Stephenson is also the site coordinator for plant programs.

Soybean Research
The lead scientist for soybeans in Louisiana, Ron Levy, is headquartered at the Dean Lee Station. His research efforts include evaluating the use of inoculants in soybeans to reduce fertilizer costs, comparing Liberty Link soybeans with Roundup Read soybeans and evaluating the use of pre-emergence herbicides as a management tool. Levy coordinates the soybean variety testing program.

Entomology Research and Extension
Julien Beuzelin has taken over the duties of research and extension entomologist at the station. He works with cotton, corn and soybeans.

Cotton and Feed Grains Extension
Cotton and feed grains extension specialist John Kruse is a resource for production information on cotton and feed grains. He conducts research and compiles research information on variety performance for cotton, corn and grain sorghum in Louisiana and disseminates the information to the state’s farmers.

Livestock Complex
A state-of-the-art livestock facility located at the Dean Lee Station features a 60,000-square-foot livestock arena, holding pens, tie racks, wash facilities, restrooms, events office and a concession stand. The facility also contains a 7,000-square-foot, climate-controlled sales arena for junior sales, adult cattle association events and general agriculture-related meetings. 

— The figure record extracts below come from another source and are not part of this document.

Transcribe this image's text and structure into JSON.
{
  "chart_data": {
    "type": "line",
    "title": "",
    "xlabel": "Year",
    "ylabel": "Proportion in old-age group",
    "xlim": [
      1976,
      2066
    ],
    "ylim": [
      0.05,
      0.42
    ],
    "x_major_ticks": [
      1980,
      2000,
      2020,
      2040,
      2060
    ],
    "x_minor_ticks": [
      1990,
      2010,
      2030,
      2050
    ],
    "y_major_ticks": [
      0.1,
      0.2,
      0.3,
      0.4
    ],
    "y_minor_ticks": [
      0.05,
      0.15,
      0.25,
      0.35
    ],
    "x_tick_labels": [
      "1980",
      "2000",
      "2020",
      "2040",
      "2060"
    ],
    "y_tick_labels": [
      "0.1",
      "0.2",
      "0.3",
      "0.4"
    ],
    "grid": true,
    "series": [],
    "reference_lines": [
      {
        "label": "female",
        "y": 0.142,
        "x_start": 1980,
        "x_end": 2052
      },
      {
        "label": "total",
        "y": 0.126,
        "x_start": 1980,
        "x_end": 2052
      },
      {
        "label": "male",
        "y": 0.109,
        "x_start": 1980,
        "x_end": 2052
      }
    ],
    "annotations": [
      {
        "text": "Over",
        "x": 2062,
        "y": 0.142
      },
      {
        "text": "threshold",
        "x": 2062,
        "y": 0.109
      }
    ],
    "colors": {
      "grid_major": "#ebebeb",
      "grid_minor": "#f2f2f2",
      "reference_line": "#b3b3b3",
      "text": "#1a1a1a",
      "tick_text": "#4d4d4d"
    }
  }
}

Rapides Parish Extension Office
With the Rapides Parish Extension Service now at Dean Lee, the Central Region is well-equipped to enhance the service to the agricultural community by providing technical research information and educational programs at one site. Extension agents and specialists work with researchers to develop research-based educational programs applicable to local conditions. The extension agents provide programming on family and consumer science, community development and 4-H youth activities in addition to agriculture and natural resources.

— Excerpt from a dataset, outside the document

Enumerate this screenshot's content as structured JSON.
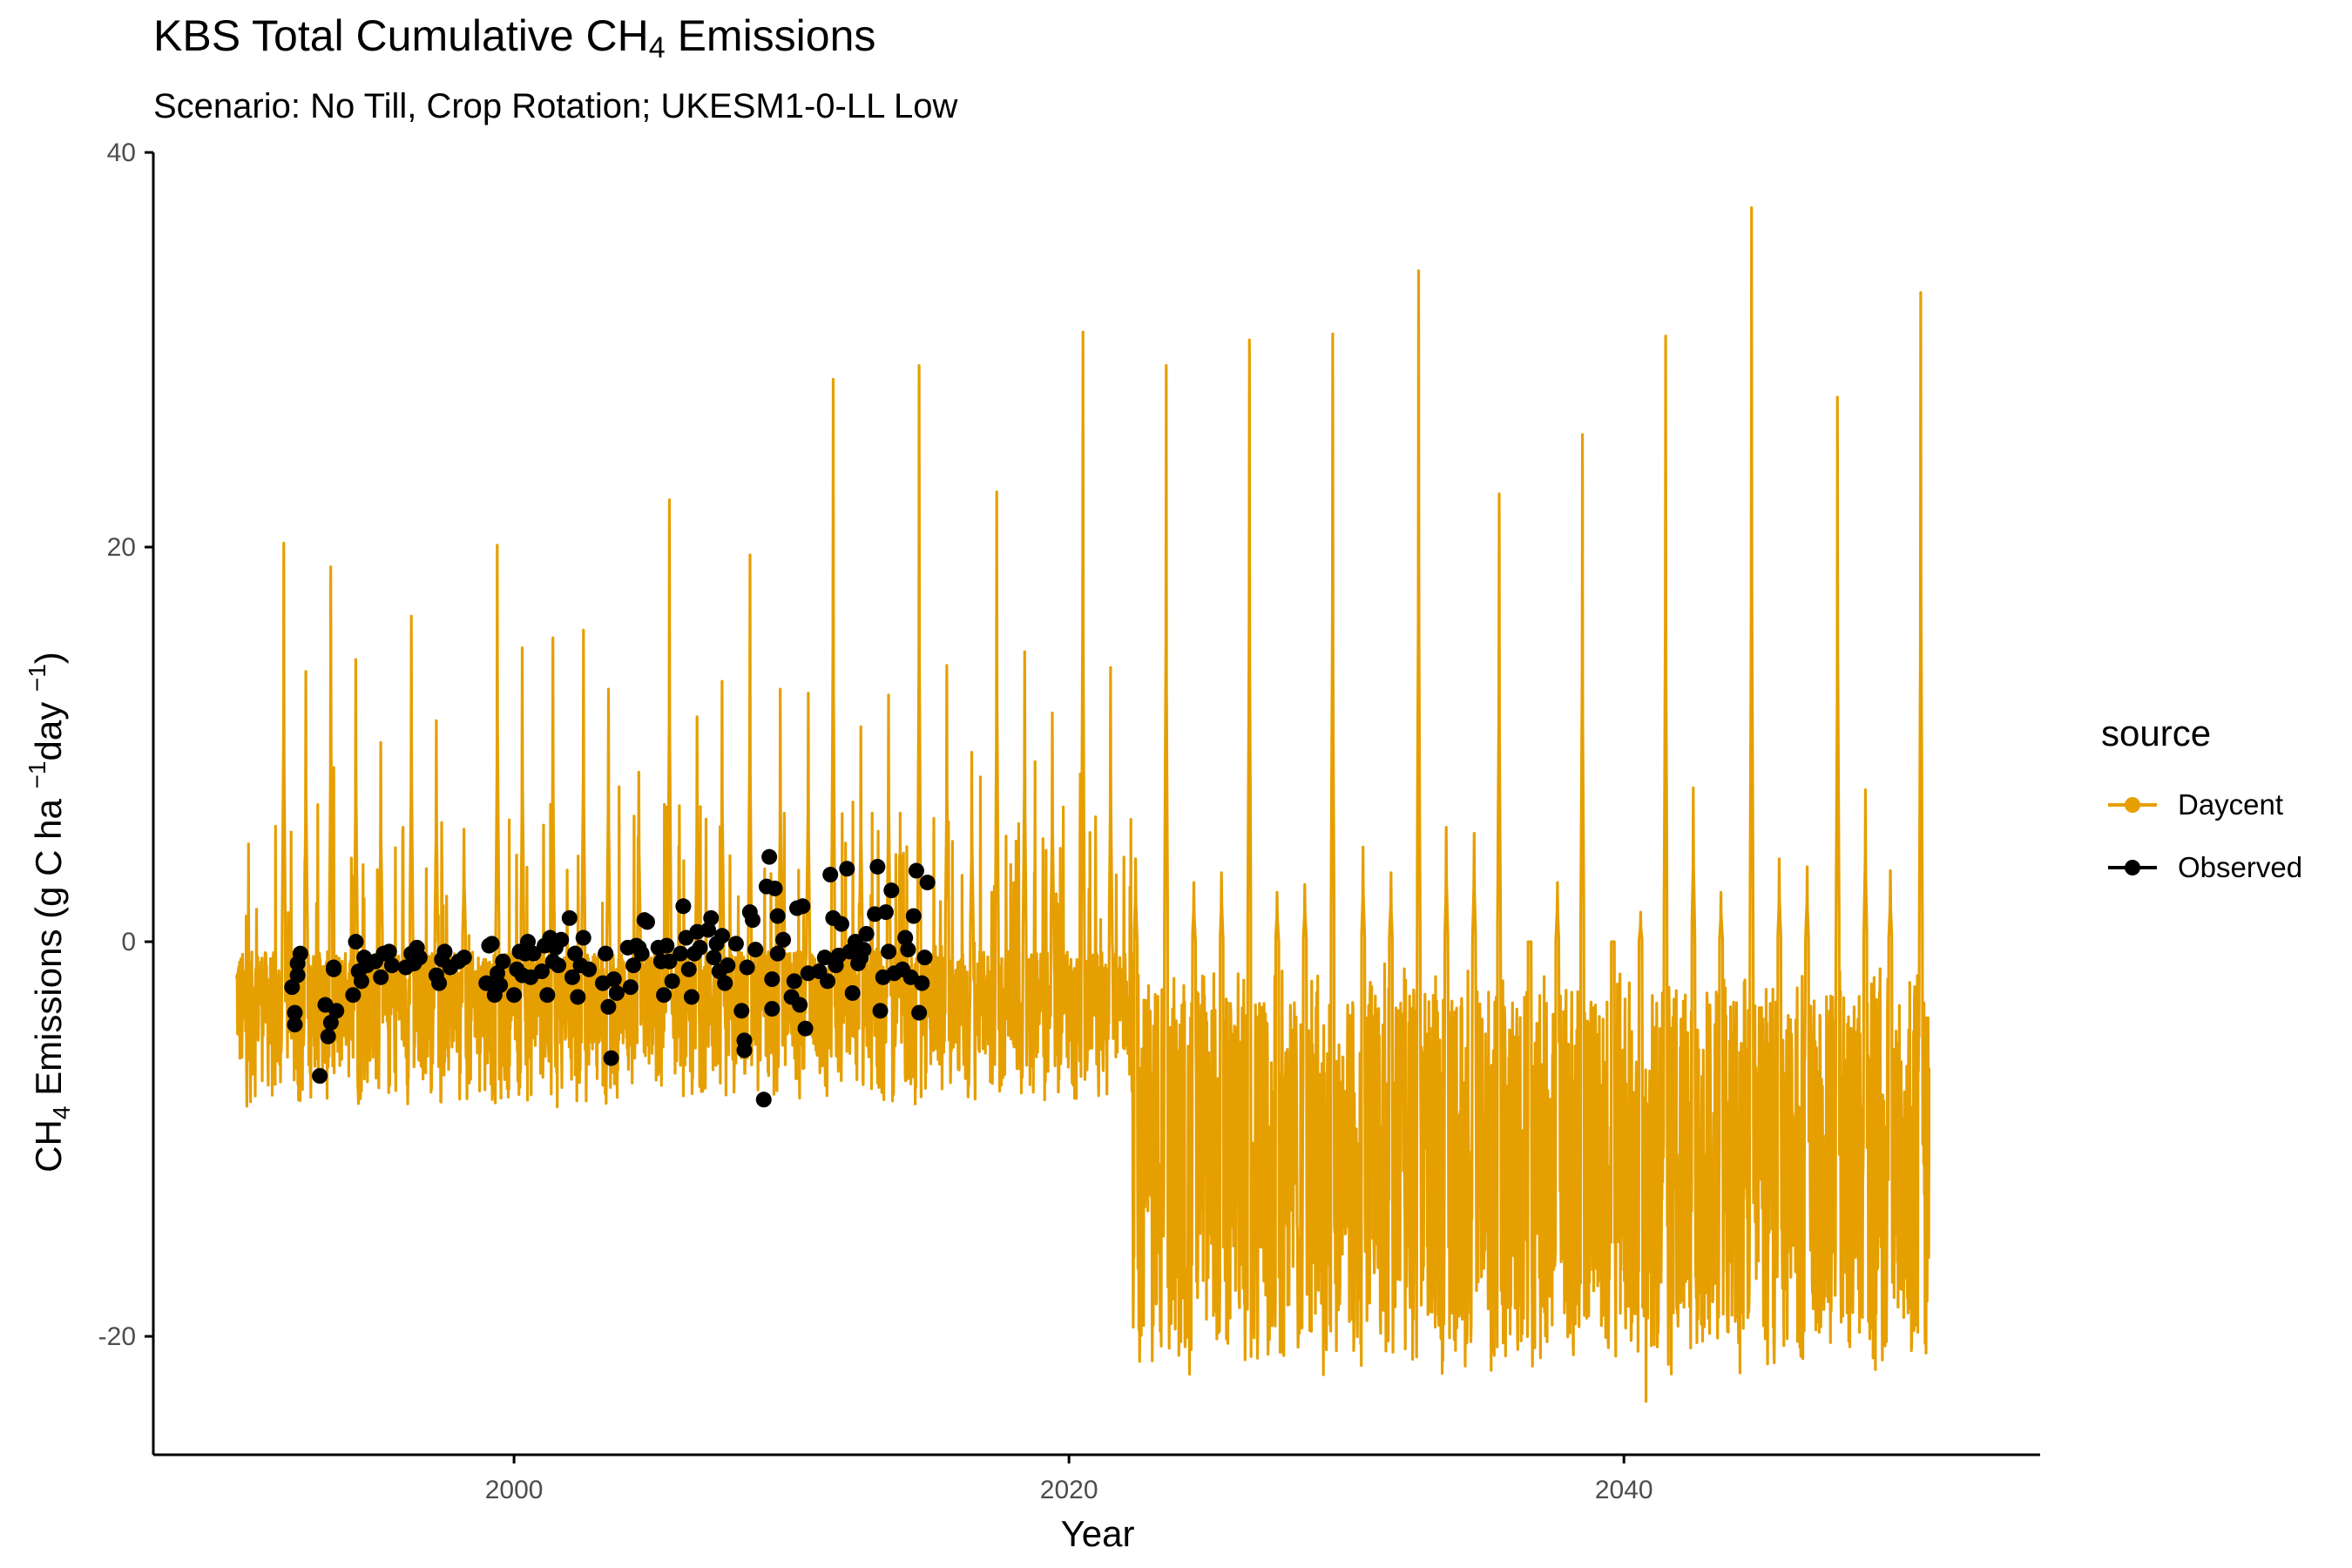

The LSU AgCenter is one of 11 institutions of higher education in the Louisiana State University System. Headquartered in Baton Rouge, it provides educational services in every parish and conducts research that contributes to the economic development of the state. The LSU AgCenter does not grant degrees nor benefit from tuition increases. The LSU AgCenter plays an integral role in supporting agricultural industries, enhancing the environment, and improving the quality of life through its 4-H youth, family and community programs.